The company is also rather acquisitive from what I can see, buying the former Money Shop business and the former A&B business. The former (65 stores focused on foreign currency exchange) will probably not do so well in the short term but perhaps they could be temporary repurposed to take advantage of the expected increase in demand for pawnbrokers. The latter was a truly excellent acquisition which I believe is the primary reason why HAT exceeded all expectations of its Revenue, Profit, EPS expectations in 2019 and had a stellar H2.

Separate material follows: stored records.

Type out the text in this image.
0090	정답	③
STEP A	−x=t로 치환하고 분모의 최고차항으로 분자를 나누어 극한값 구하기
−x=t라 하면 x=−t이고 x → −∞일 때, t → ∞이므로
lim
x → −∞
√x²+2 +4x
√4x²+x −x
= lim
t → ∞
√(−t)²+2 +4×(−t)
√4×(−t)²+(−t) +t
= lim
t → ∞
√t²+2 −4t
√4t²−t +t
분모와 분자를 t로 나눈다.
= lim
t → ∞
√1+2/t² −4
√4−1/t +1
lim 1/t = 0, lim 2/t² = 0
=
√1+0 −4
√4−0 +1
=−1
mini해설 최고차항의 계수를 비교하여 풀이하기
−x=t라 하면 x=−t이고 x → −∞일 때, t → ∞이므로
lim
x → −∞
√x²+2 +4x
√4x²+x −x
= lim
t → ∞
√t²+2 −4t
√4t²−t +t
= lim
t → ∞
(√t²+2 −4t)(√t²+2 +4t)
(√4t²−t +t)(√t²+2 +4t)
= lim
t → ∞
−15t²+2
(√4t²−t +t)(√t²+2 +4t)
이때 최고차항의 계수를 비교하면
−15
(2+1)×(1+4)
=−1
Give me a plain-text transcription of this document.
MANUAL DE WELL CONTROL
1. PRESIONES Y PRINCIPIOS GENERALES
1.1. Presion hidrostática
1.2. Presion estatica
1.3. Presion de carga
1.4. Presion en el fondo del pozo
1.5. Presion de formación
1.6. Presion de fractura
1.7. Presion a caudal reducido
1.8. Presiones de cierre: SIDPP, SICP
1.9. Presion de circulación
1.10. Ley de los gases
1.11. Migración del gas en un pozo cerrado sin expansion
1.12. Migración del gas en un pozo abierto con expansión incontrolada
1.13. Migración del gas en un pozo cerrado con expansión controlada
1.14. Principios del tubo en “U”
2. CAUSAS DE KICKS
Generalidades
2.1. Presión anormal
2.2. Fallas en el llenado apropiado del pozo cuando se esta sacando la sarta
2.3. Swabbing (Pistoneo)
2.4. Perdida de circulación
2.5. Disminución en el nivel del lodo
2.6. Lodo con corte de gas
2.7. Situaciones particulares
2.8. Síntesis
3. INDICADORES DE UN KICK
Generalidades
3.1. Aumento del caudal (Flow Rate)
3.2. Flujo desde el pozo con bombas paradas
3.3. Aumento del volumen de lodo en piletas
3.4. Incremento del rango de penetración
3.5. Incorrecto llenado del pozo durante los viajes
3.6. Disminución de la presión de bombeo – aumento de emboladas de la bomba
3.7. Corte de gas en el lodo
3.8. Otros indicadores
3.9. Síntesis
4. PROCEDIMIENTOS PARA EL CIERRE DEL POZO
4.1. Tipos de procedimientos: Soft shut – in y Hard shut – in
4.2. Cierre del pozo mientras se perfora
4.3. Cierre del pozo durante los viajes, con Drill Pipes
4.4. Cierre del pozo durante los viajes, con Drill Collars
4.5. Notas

It is worth noting the A&B acquisitive growth all came in Q4 and therefore we are yet to see the full effect of this.
Looking at the negatives:
- The rent for their 253 stores during the approx 2 month lockdown period would still have needed to be paid I presume.
- The Foreign Currency business will do comparatively poorly but, at least prior to the Money Shop acquisition, this accounted for a v small % of revenues anyway
- HAT have had to halt all high-cost-short-term unsecured loan lending. However this only accounted for 4% of revenues anyway.
- The FCA Probe hangs over this share like a cloud. I do not believe the FCA will take any material action against HAT but the fact this share has traded beneath its Oct 2019 highs of ~400p suggest it is still having some sort of impact. However, on the other hand, this is perhaps why there is such an opportunity here.
Recent positives:
- HAT have taken advantage of govt schemes (notably the furlough scheme) and cut exec pay by 50%.
- HAT have taken advantage of incredibly high gold prices
- Consequently "net debt has reduced" during this lockdown period, which is remarkable.
Taking everything into account, I believe this is a high-growth share (with both high organic and acquisitive growth) trading at fair-to-low value (perhaps because of the ongoing FCA probe), so is worth investing into.